US’ NSA collected over 500 million phone call records in 2017: Report
The US lawmakers had passed a law in 2015 that sought to limit NSA’s ability to collect such call records in bulk.
The US National Security Agency collected more than 500 million phone call records of Americans last year, more than triple gathered in 2016, a US intelligence agency report released on Friday said.
The sharp increase to 534 million call records from 151 million occurred during the second full year of a new surveillance system established at the spy agency after US lawmakers passed a law in 2015 that sought to limit its ability to collect such records in bulk. The reason for the spike was not immediately clear.
The tally remained far less than an estimated billions of records collected per day under the NSA’s old bulk surveillance system, which was exposed by former US intelligence contractor Edward Snowden in 2013.
The metadata records collected by the NSA include the numbers and time of a call, but not its content.

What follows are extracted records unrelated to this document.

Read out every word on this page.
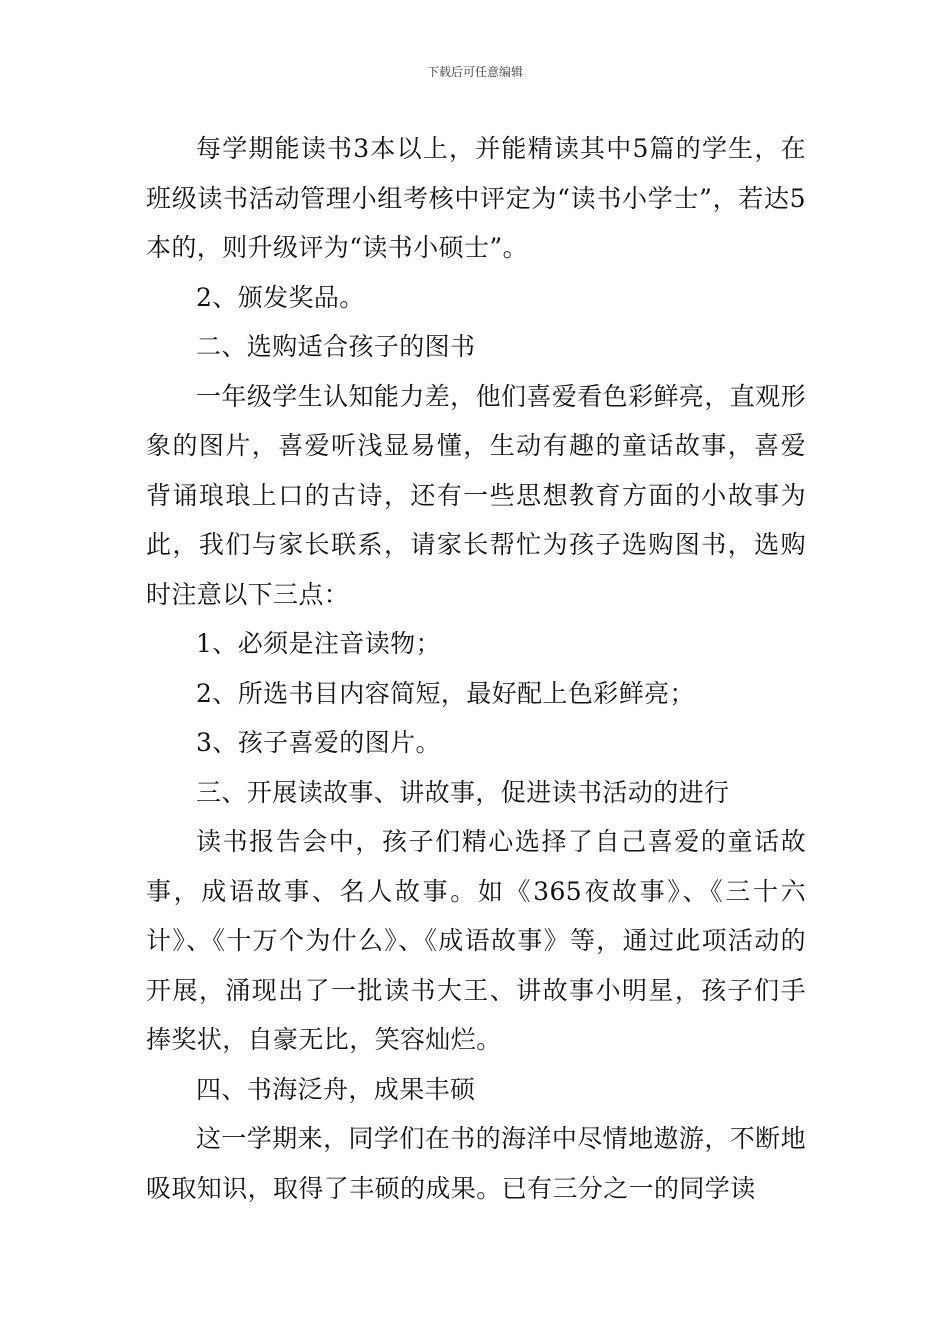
下载后可任意编辑

每学期能读书3本以上，并能精读其中5篇的学生，在班级读书活动管理小组考核中评定为“读书小学士”，若达5本的，则升级评为“读书小硕士”。

2、颁发奖品。

二、选购适合孩子的图书

一年级学生认知能力差，他们喜爱看色彩鲜亮，直观形象的图片，喜爱听浅显易懂，生动有趣的童话故事，喜爱背诵琅琅上口的古诗，还有一些思想教育方面的小故事为此，我们与家长联系，请家长帮忙为孩子选购图书，选购时注意以下三点：

1、必须是注音读物；

2、所选书目内容简短，最好配上色彩鲜亮；

3、孩子喜爱的图片。

三、开展读故事、讲故事，促进读书活动的进行

读书报告会中，孩子们精心选择了自己喜爱的童话故事，成语故事、名人故事。如《365夜故事》、《三十六计》、《十万个为什么》、《成语故事》等，通过此项活动的开展，涌现出了一批读书大王、讲故事小明星，孩子们手捧奖状，自豪无比，笑容灿烂。

四、书海泛舟，成果丰硕

这一学期来，同学们在书的海洋中尽情地遨游，不断地吸取知识，取得了丰硕的成果。已有三分之一的同学读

In a statement, Timothy Barrett, a spokesman at the Office of the Director of National Intelligence, which released the annual report, said the government “has not altered the manner in which it uses its authority to obtain call detail records.”
The NSA has found that a number of factors may influence the amount of records collected, Barrett said.
“These factors include the number of Court-approved selection terms - like a phone number - that are used by the target; the way targets use those selection terms; the amount of historical data that providers retain; and the dynamics of the ever-changing telecommunications sector,” Barrett said. “We expect this number to fluctuate from year to year.”